Antonio Burks

Personal information
- Born: February 25, 1980 (age 46) Memphis, Tennessee, U.S.
- Listed height: 6 ft 1 in (1.85 m)
- Listed weight: 200 lb (91 kg)

Career information
- High school: Booker T. Washington (Memphis, Tennessee)
- College: Hiwassee (2000–2001); Memphis (2001–2004);
- NBA draft: 2004: 2nd round, 36th overall pick
- Drafted by: Orlando Magic
- Playing career: 2004–2009
- Position: Point guard
- Number: 1

Career history
- 2004–2006: Memphis Grizzlies
- 2006–2007: Crvena zvezda
- 2007–2008: Lukoil Academic
- 2009: Czarni Słupsk

Career highlights
- Conference USA Player of the Year (2004); First-team All-Conference USA (2004);
- Stats at NBA.com
- Stats at Basketball Reference

= Antonio Burks (basketball, born 1980) =

American basketball player (born 1980)

Antonio Cornell Burks (born February 25, 1980) is an American former professional basketball player who played in the National Basketball Association (NBA) and Europe. At 6 ft 0 in, he played as a guard. Burks played at Booker T. Washington High School in Memphis, then one year at Hiwassee Junior College in Madisonville, Tennessee before joining the University of Memphis as an invited walk-on. He helped the Tigers win the NIT in 2002. His senior year he was named the Conference USA player of the year.

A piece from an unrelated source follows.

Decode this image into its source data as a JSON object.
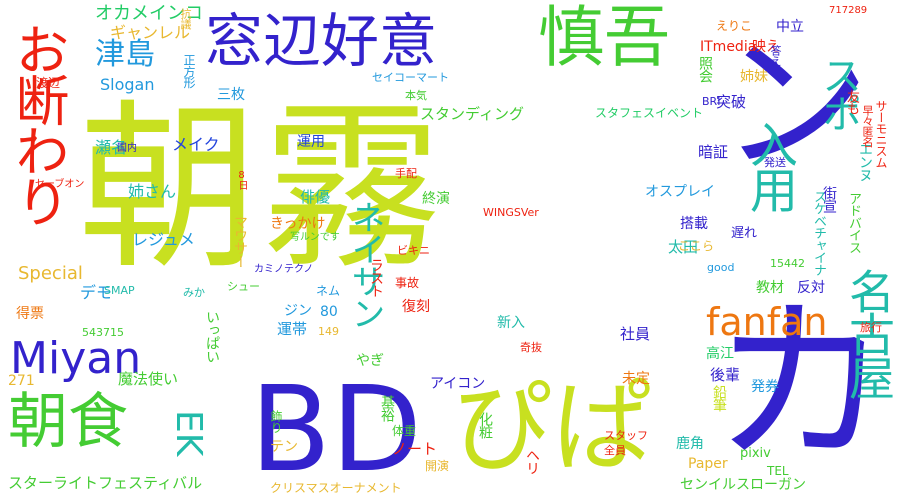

After a career at the University of Memphis, he was a second round draft pick of the Orlando Magic in the 2004 NBA draft. He was then traded to his hometown Memphis Grizzlies in exchange for cash considerations. Burks averaged three points in 24 games in his rookie season. After appearing in four games for the Miami Heat during the 2006 preseason, he was signed by them on October 2, 2006. but was waived on October 26, prior to the beginning of the 2006–07 NBA season.

Burks later played with KK Crvena zvezda of the Serbian basketball league. He signed with Lukoil Academic in Bulgaria in August 2007. According to a eurobasket.com report, Burks was banned for a season from FIBA, because KK Crvena zvezda had informed them that Burks had broken the rules of his contract by leaving 20 days earlier.

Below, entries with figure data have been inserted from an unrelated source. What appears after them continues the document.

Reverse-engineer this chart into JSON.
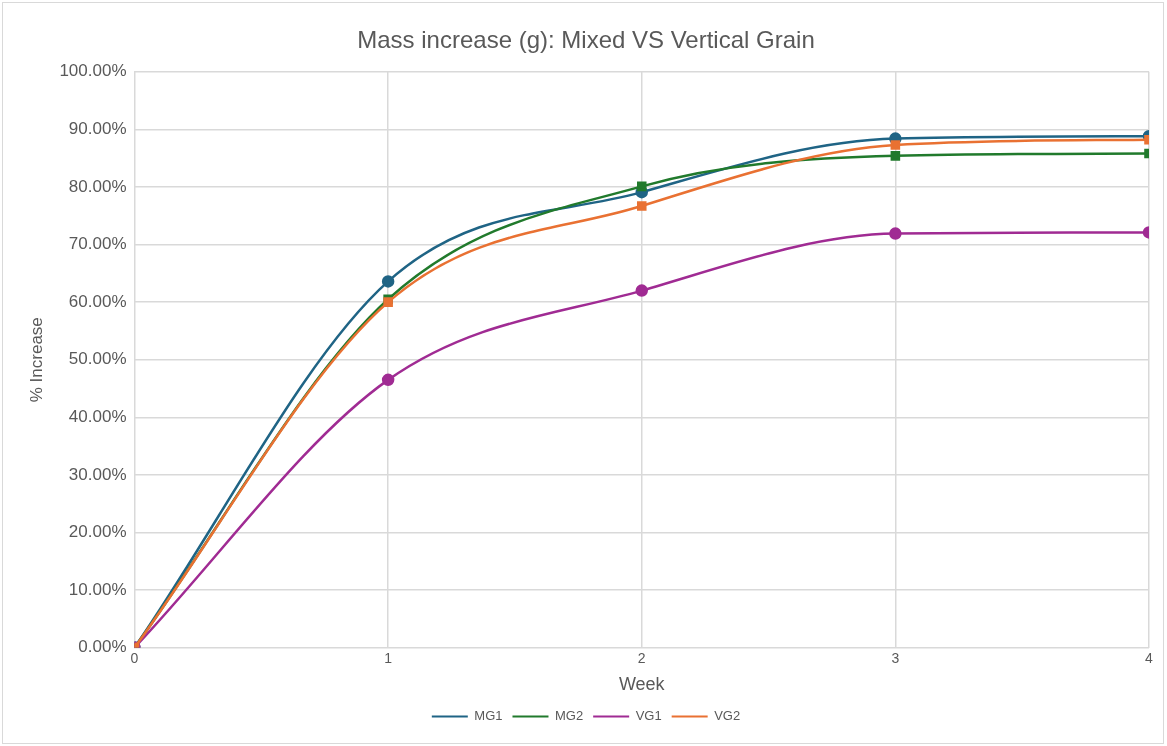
{
  "chart_data": {
    "type": "line",
    "title": "Mass increase (g): Mixed VS Vertical Grain",
    "xlabel": "Week",
    "ylabel": "% Increase",
    "x": [
      0,
      1,
      2,
      3,
      4
    ],
    "series": [
      {
        "name": "MG1",
        "color": "#1f6485",
        "marker": "circle",
        "values": [
          0,
          63.6,
          79.1,
          88.4,
          88.8
        ]
      },
      {
        "name": "MG2",
        "color": "#217a2c",
        "marker": "square",
        "values": [
          0,
          60.5,
          80.1,
          85.4,
          85.8
        ]
      },
      {
        "name": "VG1",
        "color": "#a02b93",
        "marker": "circle",
        "values": [
          0,
          46.5,
          62.0,
          71.9,
          72.1
        ]
      },
      {
        "name": "VG2",
        "color": "#e97132",
        "marker": "square",
        "values": [
          0,
          60.0,
          76.7,
          87.3,
          88.2
        ]
      }
    ],
    "xlim": [
      0,
      4
    ],
    "xticks": [
      0,
      1,
      2,
      3,
      4
    ],
    "ylim": [
      0,
      100
    ],
    "yticks": [
      {
        "value": 0,
        "label": "0.00%"
      },
      {
        "value": 10,
        "label": "10.00%"
      },
      {
        "value": 20,
        "label": "20.00%"
      },
      {
        "value": 30,
        "label": "30.00%"
      },
      {
        "value": 40,
        "label": "40.00%"
      },
      {
        "value": 50,
        "label": "50.00%"
      },
      {
        "value": 60,
        "label": "60.00%"
      },
      {
        "value": 70,
        "label": "70.00%"
      },
      {
        "value": 80,
        "label": "80.00%"
      },
      {
        "value": 90,
        "label": "90.00%"
      },
      {
        "value": 100,
        "label": "100.00%"
      }
    ],
    "grid": true,
    "legend": "bottom",
    "line_style": "solid"
  }
}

On July 20, 2009, Burks was shot by a robber in Memphis. Burks underwent several surgeries and recovered in the hospital. The man who shot him was convicted of attempted second-degree murder and other charges and was sentenced to 97 years in prison; he will become eligible for parole in 2050. He had been released on probation for another crime only a month before shooting Burks.

Burks became an assistant coach for LeMoyne-Owen College in 2010.

Burks formed a lawn care business, Antonio Burks Star Maintenance and Lawn Services, in 2013.